O objetivo é combater fraudes, garantir a origem do metal e reforçar a segurança do setor, segundo o diretor-geral da ANM, Mauro Henrique Moreira Sousa.
O projeto-piloto prevê acompanhamento do ouro desde a extração até a comercialização, atendendo cobranças do STF e TCU por mais fiscalização.
Parceria para rastreamento do ouro
A iniciativa conjunta da ANM e da Casa da Moeda do Brasil visa implementar um sistema integrado que permita o acompanhamento detalhado do ouro, desde o momento da extração até a comercialização final. O rastreamento envolverá a identificação de produtores, transportadores e compradores, com o intuito de aumentar a transparência e a segurança no mercado de ouro brasileiro.
Combate a fraudes e ilegalidades
O novo sistema foi concebido para coibir práticas ilícitas como a venda de ouro ilegal ou de origem duvidosa, além de combater a lavagem de dinheiro. A rastreabilidade busca impedir que o ouro extraído de áreas protegidas ou de terras indígenas seja comercializado, fortalecendo a responsabilidade social e ambiental do setor.

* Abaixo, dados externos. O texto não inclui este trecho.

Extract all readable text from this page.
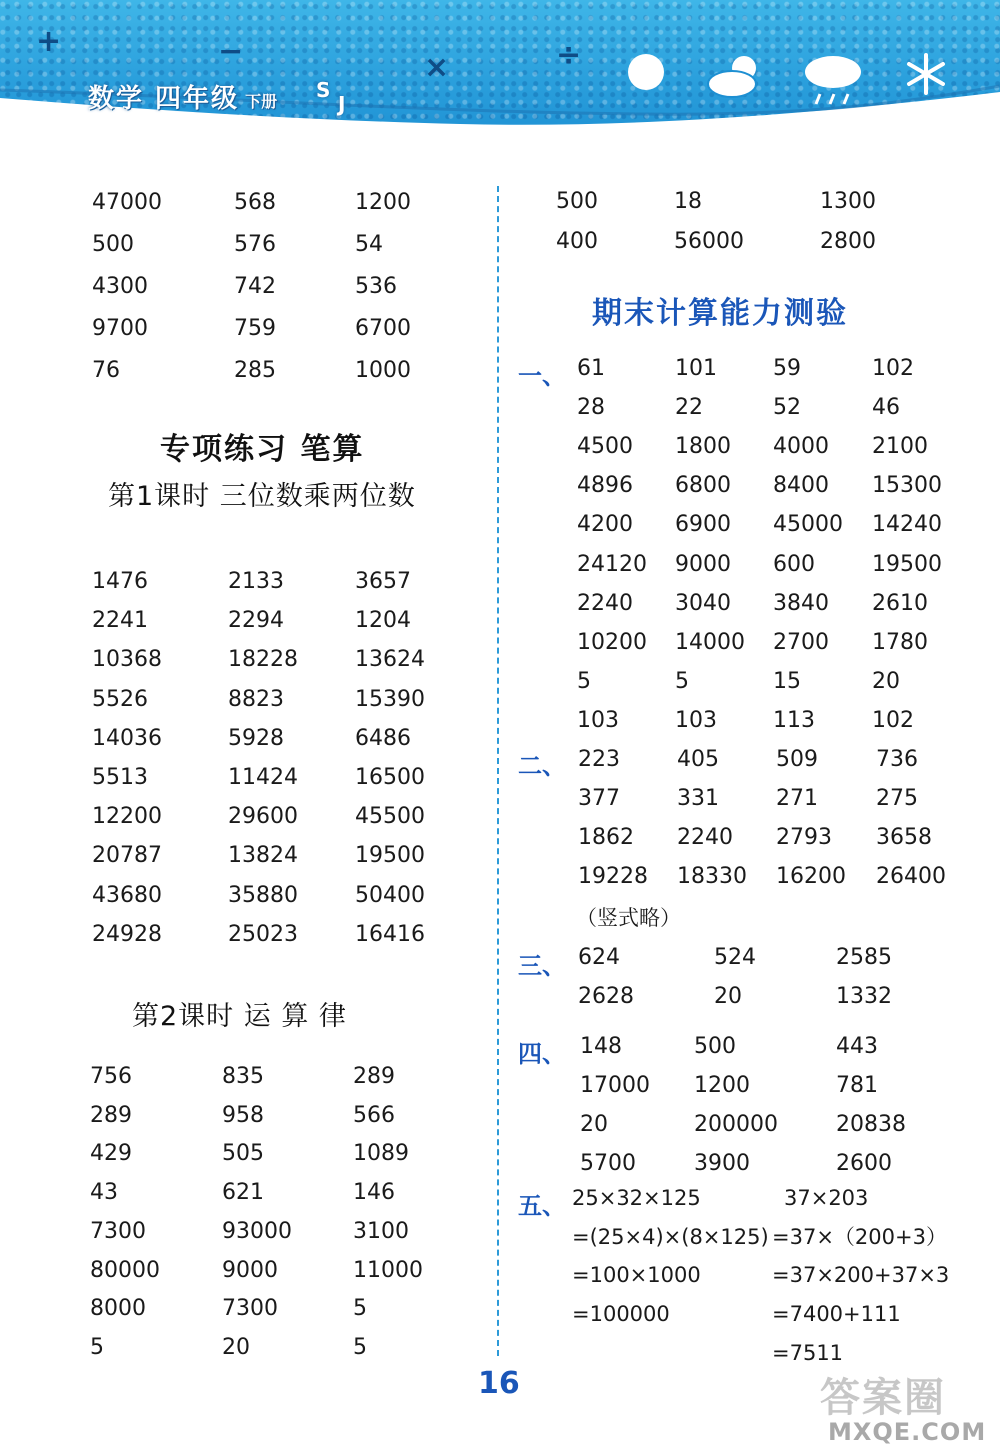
+	−	×	÷
数学 四年级 下册 S
J
47000	568	1200
500	576	54
4300	742	536
9700	759	6700
76	285	1000
专项练习 笔算
第1课时 三位数乘两位数
1476	2133	3657
2241	2294	1204
10368	18228	13624
5526	8823	15390
14036	5928	6486
5513	11424	16500
12200	29600	45500
20787	13824	19500
43680	35880	50400
24928	25023	16416
第2课时 运 算 律
756	835	289
289	958	566
429	505	1089
43	621	146
7300	93000	3100
80000	9000	11000
8000	7300	5
5	20	5
500	18	1300
400	56000	2800
期末计算能力测验
一、 61	101	59	102
28	22	52	46
4500 1800 4000 2100
4896 6800 8400 15300
4200 6900 45000 14240
24120 9000 600	19500
2240 3040 3840 2610
10200 14000 2700 1780
5	5	15	20
103	103	113	102
二、 223	405	509	736
377	331	271	275
1862 2240 2793 3658
19228 18330 16200 26400
（竖式略）
三、 624	524	2585
2628	20	1332
四、 148	500	443
17000 1200	781
20	200000	20838
5700	3900	2600
五、 25×32×125
=(25×4)×(8×125)
=100×1000
=100000
37×203
=37×（200+3）
=37×200+37×3
=7400+111
=7511
16	答案圈
MXQE.COM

Segundo Mauro Henrique Moreira Sousa, diretor-geral da ANM, a medida também visa fortalecer a credibilidade do ouro brasileiro tanto no mercado interno quanto no exterior.
Pressão do STF e TCU por fiscalização
O Supremo Tribunal Federal (STF) e o Tribunal de Contas da União (TCU) já vinham cobrando do governo federal a adoção de mecanismos mais rigorosos de fiscalização sobre o comércio do ouro. Em março deste ano, o STF invalidou por unanimidade a aplicação da “presunção da boa-fé” no setor, decisão que já estava suspensa desde 2023.
O ministro Gilmar Mendes, relator do caso, afirmou que as regras anteriores “não apenas facilitam, como servem de incentivo à comercialização de ouro originário de garimpo ilegal”. O STF também determinou que o Executivo Federal adote medidas administrativas para inviabilizar a extração e aquisição de ouro em áreas de proteção ambiental e terras indígenas, além de estabelecer diretrizes normativas para a fiscalização da origem legal do ouro.
Em julho, o TCU identificou indícios de que permissões de lavra garimpeira estavam sendo usadas para “esquentar” ouro ilegal, extraído de áreas protegidas. O órgão determinou que a ANM inicie o cancelamento dessas permissões em até 90 dias e aplique sanções aos titulares que descumprirem seus deveres.